# Focal Loss
Focal loss is amazing and severely underrated. It down-weights easy/confident samples and amplifies gradients of difficult samples.
$
F L\left(p_t\right)=-\alpha_t\left(1-p_t\right)^\gamma \log \left(p_t\right)
$
It introduces two hyperparameters:
**Alpha (α):** A static class-balancing weight, typically set inversely proportional to class frequency.
**Gamma (γ):** A dynamic focusing parameter that modulates each example's loss based on prediction confidence—higher γ more aggressively suppresses easy/well-classified examples while preserving the loss signal from hard/misclassified ones, regardless of their class.

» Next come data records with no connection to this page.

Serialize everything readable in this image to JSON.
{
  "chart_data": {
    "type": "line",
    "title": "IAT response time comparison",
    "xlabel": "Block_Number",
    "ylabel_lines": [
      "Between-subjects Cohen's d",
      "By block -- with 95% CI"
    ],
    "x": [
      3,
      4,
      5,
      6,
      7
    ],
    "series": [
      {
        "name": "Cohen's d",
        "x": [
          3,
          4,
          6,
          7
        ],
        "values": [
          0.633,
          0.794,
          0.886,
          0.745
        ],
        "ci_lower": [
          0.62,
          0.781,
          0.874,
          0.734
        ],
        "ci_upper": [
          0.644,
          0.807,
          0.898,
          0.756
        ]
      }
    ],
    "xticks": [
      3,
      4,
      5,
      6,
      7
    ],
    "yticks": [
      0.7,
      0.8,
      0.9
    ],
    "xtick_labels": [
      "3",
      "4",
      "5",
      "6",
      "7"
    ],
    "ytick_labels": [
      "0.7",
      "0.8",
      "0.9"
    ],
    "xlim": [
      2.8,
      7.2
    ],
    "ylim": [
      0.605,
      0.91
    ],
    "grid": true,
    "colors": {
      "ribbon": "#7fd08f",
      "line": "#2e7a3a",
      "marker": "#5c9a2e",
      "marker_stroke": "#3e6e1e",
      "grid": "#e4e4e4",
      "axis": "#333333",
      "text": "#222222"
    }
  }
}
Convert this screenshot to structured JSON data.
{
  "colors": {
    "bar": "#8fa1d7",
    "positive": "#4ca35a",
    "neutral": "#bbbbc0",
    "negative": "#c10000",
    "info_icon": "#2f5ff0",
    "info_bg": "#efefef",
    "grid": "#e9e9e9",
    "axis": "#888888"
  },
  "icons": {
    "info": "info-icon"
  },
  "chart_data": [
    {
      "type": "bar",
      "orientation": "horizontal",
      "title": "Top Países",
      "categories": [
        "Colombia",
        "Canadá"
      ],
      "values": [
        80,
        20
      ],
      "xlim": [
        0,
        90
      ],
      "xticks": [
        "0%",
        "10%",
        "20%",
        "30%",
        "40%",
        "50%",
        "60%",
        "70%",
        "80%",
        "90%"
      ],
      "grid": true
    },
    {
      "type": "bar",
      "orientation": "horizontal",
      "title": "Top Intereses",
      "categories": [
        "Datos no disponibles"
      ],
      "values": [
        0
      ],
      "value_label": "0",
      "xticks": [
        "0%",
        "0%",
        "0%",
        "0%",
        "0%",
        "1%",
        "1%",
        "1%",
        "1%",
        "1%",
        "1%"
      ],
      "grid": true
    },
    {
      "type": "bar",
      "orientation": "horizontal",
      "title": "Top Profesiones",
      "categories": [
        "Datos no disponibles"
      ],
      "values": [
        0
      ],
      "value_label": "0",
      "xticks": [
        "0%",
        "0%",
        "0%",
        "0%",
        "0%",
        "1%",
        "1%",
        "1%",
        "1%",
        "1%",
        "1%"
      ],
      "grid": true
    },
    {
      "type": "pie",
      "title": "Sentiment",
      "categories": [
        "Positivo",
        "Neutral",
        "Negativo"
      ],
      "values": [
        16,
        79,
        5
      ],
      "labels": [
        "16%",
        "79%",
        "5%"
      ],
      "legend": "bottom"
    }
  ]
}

|$p_t$|Difficulty|CE Loss|$(1-p_t)^2$|Focal Loss|Reduction|
|---|---|---|---|---|---|
|0.95|Very easy|0.051|0.0025|0.00013|~400×|
|0.9|Easy|0.105|0.01|0.00105|100×|
|0.7|Moderate|0.357|0.09|0.032|11×|
|0.5|Hard|0.693|0.25|0.173|4×|
|0.1|Very hard|2.303|0.81|1.865|1.2×|
Because of these two hyperparameters, it's particularly effective when the imbalance correlates with difficulty—which it often does.
The dynamic weighting mechanism can also be thought of as somewhat related to curriculum learning.
## Calibration and Overconfidence Regularization
Focal loss reduces the gradient contribution from examples where the model is already confident. This implicitly discourages the network from pushing logits to extremes just to squeeze out marginal loss improvements on easy examples-which is precisely what causes overconfidence. For example if a sample is difficult i.e. it is implicitly 0.8 instead of 1.0 (but the dataset will have it as 1.0 because of binary labels), CE will focus on matching these two probs and thus will push it to 1.0 to eek out more gains in loss.
Focal loss usually improves calibration over cross-entropy, but it's not guaranteed—it depends on the γ (gamma) parameter and the dataset. Research has shown value around 3 is best for regularizing against overconfidence, and it works best on imbalanced/noisy data.